Neipperg, en proie à une indicible angoisse, très pâle, murmura:

—J'ai peur de deviner...

—Vous commencez à comprendre!... Votre enfant, monsieur le comte, a été élevé par Lefebvre et par moi... il est devenu un brave officier français...

—N'achevez pas!...

—Comte de Neipperg, dit avec une solennité impressionnante la maréchale, se levant, laisserez-vous les Prussiens fusiller votre fils?...

Neipperg, accablé, s'était jeté dans un fauteuil, le front caché dans les mains, murmurant:

—Oh! c'est affreux!... cet enfant si longtemps pleuré, retrouvé vivant, sauvé par un miracle, et perdu, livré par moi à la justice terrible des cours martiales...

—Il faut le sauver...

—Oui, je le sauverai... mais comment?... c'est le moyen que je cherche, dit Neipperg avec vivacité...

—Cherchons à nous deux...

—Surtout pas un mot à la comtesse... cette secousse la tuerait...

—Il faut se hâter... l'exécution est-elle fixée?...

—A demain! au lever du soleil...

—Nous avons quelques heures à peine...

—Bien employées, c'est suffisant...

—Proposez au gouverneur un échange... Lefebvre donnera pour la vie d'Henriot ce qu'on exigera... dix, vingt, trente officiers... cinquante soldats, s'il le faut!... car nous en avons des prisonniers de chez vous! dit avec une orgueilleuse intonation la maréchale.

—On refusera l'échange...

—Que faire alors?...

—J'ai trouvé! dit tout à coup Neipperg.

—Parlez!... que faut-il faire?... puis-je vous seconder?

—Seul, je suffirai!... je vais sur-le-champ me rendre au palais du gouvernement et là je réclamerai le commandant Henriot comme sujet autrichien. Protégé par le pavillon d'Autriche, il devient inviolable... il sera gardé ici, prisonnier chez moi, jusqu'à ce que régularisation soit faite de sa nouvelle nationalité...

—Comment pouvez-vous faire considérer Henriot comme sujet autrichien?

—N'est-il pas mon fils?... il suivra la nationalité de son père, c'est le droit des gens... Mais vous, madame la maréchale, il faut vous éloigner immédiatement. Si vous tardez, je ne réponds plus de votre sécurité!
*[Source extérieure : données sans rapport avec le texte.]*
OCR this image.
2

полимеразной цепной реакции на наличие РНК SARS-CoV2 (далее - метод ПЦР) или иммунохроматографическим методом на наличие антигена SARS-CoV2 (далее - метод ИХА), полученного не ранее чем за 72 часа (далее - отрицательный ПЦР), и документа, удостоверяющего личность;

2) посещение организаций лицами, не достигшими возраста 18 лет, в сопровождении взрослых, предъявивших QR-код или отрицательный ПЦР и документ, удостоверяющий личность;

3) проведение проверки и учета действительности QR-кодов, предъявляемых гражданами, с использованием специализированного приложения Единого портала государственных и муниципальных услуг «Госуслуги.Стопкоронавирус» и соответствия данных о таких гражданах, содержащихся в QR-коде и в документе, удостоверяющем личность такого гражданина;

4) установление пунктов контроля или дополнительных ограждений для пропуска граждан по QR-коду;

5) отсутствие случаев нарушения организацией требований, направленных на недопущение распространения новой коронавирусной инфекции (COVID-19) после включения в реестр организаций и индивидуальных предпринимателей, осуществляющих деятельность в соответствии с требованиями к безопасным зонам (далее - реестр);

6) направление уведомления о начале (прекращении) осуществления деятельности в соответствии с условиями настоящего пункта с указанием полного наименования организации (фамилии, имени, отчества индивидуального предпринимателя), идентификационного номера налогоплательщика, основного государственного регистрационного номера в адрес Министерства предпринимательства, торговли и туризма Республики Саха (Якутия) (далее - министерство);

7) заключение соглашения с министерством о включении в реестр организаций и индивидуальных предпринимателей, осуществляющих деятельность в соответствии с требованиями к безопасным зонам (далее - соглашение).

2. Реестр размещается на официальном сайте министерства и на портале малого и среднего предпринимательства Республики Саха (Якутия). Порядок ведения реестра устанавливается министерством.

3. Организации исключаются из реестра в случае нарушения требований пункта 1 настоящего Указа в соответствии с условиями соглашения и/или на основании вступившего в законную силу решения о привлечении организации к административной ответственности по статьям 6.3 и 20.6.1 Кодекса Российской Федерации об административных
La maréchale ne répondit rien. Elle craignait de soulever une objection qui arrêtât le comte dans ses bonnes dispositions. Elle ne pouvait séjourner dans la ville sans compromettre peut-être plus grandement le sort d'Henriot.

—Allez donc, monsieur, dit-elle avec abandon, et puissiez-vous réussir et nous ramener Henriot!...

Munie d'un sauf-conduit du consulat autrichien, elle réussit à sortir de la ville avec le fidèle La Violette, sans éveiller de soupçons.

Elle regagna le camp, le cœur gros à la pensée que son Henriot allait devenir soldat de l'Autriche. «Acceptera-t-il au moins?» se demanda-t-elle en racontant à Lefebvre ce qui s'était passé avec le comte de Neipperg.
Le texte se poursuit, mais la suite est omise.